You could build the lot with DC and massively reduce transformers, but transformers are probably a lot more reliable than switching converters everywhere. Not sure which would be cheaper tbh.


Sure, the transformers would be smaller, but your transmission lines would be thicc.


Isn’t it the other way around?

>Generally, for long-distance power transmission, DC lines can be thinner than AC lines because of the "skin effect" in AC, which concentrates current flow near the surface of the conductor, making thicker wires less efficient; therefore, for the same power transmission, a DC line can be smaller in diameter than an AC line


The issue is actually that DC voltage conversion is much harder than AC, because AC can use transformers, and DC can’t.

This is especially a problem at high voltages and currents.

Also, DC arcs don’t self extinguish as well as AC arcs do, so DC arcs are a lot more dangerous and destructive.

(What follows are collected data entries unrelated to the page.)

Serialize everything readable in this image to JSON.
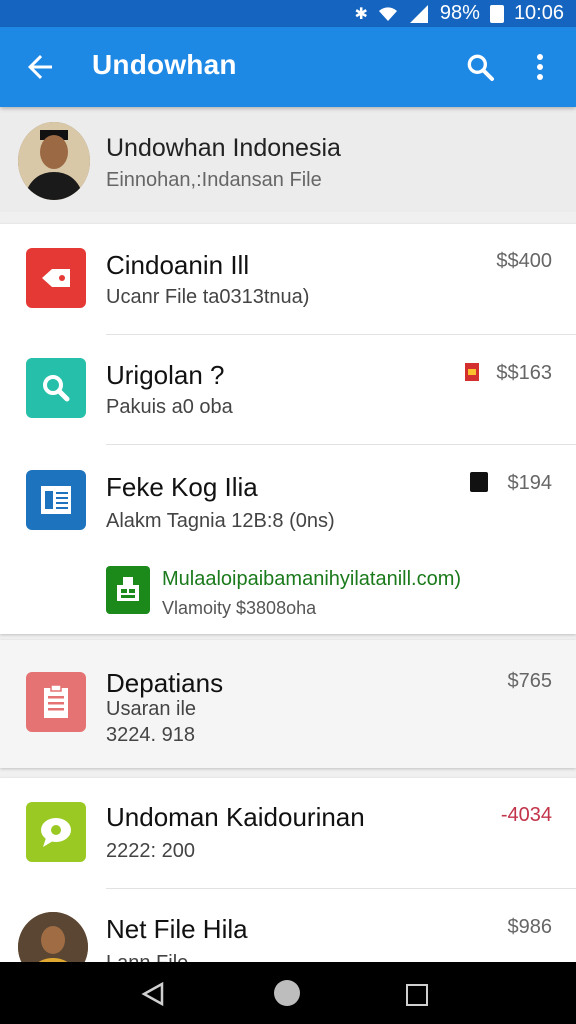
{
  "status_bar": {
    "battery": "98%",
    "time": "10:06",
    "icons": [
      "bluetooth-icon",
      "wifi-icon",
      "signal-icon",
      "battery-icon"
    ]
  },
  "app_bar": {
    "title": "Undowhan",
    "icons": [
      "back-arrow-icon",
      "search-icon",
      "more-vert-icon"
    ]
  },
  "profile": {
    "name": "Undowhan Indonesia",
    "subtitle": "Einnohan,:Indansan File"
  },
  "items": [
    {
      "title": "Cindoanin Ill",
      "subtitle": "Ucanr File ta0313tnua)",
      "price": "$$400",
      "icon": "tag-icon",
      "icon_color": "#e53935"
    },
    {
      "title": "Urigolan ?",
      "subtitle": "Pakuis a0 oba",
      "price": "$$163",
      "icon": "search-icon",
      "icon_color": "#26bfa9"
    },
    {
      "title": "Feke Kog Ilia",
      "subtitle": "Alakm Tagnia 12B:8 (0ns)",
      "price": "$194",
      "icon": "document-icon",
      "icon_color": "#1e73be",
      "sub_link": "Mulaaloipaibamanihyilatanill.com)",
      "sub_desc": "Vlamoity $3808oha",
      "sub_icon": "app-store-icon"
    },
    {
      "title": "Depatians",
      "subtitle": "Usaran ile",
      "subtitle2": "3224. 918",
      "price": "$765",
      "icon": "clipboard-icon",
      "icon_color": "#e57373"
    },
    {
      "title": "Undoman Kaidourinan",
      "subtitle": "2222: 200",
      "price": "-4034",
      "icon": "chat-bubble-icon",
      "icon_color": "#9bc924"
    },
    {
      "title": "Net File Hila",
      "subtitle": "Lann File",
      "price": "$986",
      "icon": "avatar"
    }
  ],
  "nav": {
    "icons": [
      "back-triangle-icon",
      "home-circle-icon",
      "recents-square-icon"
    ]
  }
}
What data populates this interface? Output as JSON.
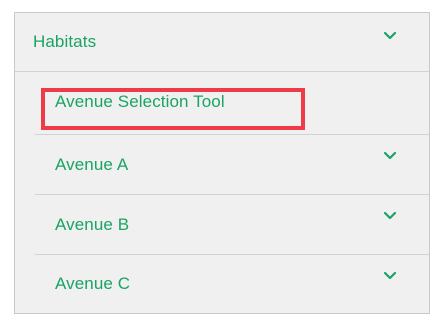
{
  "menu": {
    "items": [
      {
        "label": "Habitats",
        "icon": "chevron-down-icon"
      },
      {
        "label": "Avenue Selection Tool"
      },
      {
        "label": "Avenue A",
        "icon": "chevron-down-icon"
      },
      {
        "label": "Avenue B",
        "icon": "chevron-down-icon"
      },
      {
        "label": "Avenue C",
        "icon": "chevron-down-icon"
      }
    ]
  },
  "colors": {
    "accent": "#1aa364",
    "highlight": "#ef3a47",
    "background": "#f0f0f0"
  }
}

It’s why HVDC lines are still relatively rare (and capital expensive), and typically used for long haul or under salt water, where the inductive loss from AC would cost more than the higher capital costs required for DC voltage conversion and stability.


Distribution lines are aluminium.


Why isn't silver used though? It's a better conductor isn't it?

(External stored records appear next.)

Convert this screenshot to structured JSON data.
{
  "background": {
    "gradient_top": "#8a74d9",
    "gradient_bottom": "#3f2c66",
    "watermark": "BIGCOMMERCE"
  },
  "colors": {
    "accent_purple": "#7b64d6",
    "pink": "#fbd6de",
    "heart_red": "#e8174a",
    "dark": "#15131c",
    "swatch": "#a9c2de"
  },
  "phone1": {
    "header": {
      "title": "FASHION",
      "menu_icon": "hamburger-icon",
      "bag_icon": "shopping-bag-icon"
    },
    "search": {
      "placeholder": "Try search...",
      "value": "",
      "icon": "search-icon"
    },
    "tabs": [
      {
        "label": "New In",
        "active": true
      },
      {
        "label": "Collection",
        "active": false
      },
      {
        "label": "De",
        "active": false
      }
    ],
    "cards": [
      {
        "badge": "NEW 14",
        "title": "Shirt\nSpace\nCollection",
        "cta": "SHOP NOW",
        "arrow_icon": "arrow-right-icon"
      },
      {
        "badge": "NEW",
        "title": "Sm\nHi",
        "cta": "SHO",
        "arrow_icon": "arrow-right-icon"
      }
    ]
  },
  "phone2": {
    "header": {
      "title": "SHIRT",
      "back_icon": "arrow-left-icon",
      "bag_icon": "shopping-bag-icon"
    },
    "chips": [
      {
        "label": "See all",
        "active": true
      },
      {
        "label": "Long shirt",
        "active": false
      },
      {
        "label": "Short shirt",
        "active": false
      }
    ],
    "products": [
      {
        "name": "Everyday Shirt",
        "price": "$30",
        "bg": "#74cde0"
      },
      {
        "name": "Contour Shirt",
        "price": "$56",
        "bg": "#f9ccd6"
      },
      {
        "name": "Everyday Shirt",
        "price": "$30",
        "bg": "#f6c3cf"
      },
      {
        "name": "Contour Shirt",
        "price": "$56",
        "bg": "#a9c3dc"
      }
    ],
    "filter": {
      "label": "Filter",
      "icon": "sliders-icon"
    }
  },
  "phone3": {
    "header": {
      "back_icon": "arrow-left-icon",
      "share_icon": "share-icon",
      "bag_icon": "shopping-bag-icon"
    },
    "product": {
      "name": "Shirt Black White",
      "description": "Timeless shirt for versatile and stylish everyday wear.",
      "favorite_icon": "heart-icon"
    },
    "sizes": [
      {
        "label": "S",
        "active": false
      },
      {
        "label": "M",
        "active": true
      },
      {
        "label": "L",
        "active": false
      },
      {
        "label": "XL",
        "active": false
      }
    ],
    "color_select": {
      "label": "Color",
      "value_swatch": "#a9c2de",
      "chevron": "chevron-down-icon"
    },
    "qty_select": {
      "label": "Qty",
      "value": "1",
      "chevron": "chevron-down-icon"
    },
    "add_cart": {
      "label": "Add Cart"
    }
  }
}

Cost and weight. High voltage electrical lines use aluminium because of the weight, they are mostly aerial lines. Silver is too expensive to use for almost anything.


But suppose it was cheap enough, would it be useful?


this gives a wrong assumption that optimal distribution network is _the same_ for different frequencies

or that it, itself, isn't a consequence of its own series of sunken cost fallacies


It doesn't. That's why I said it would be good approximation. It's a classic optimization problem. Two iterations is a lot more informative than one.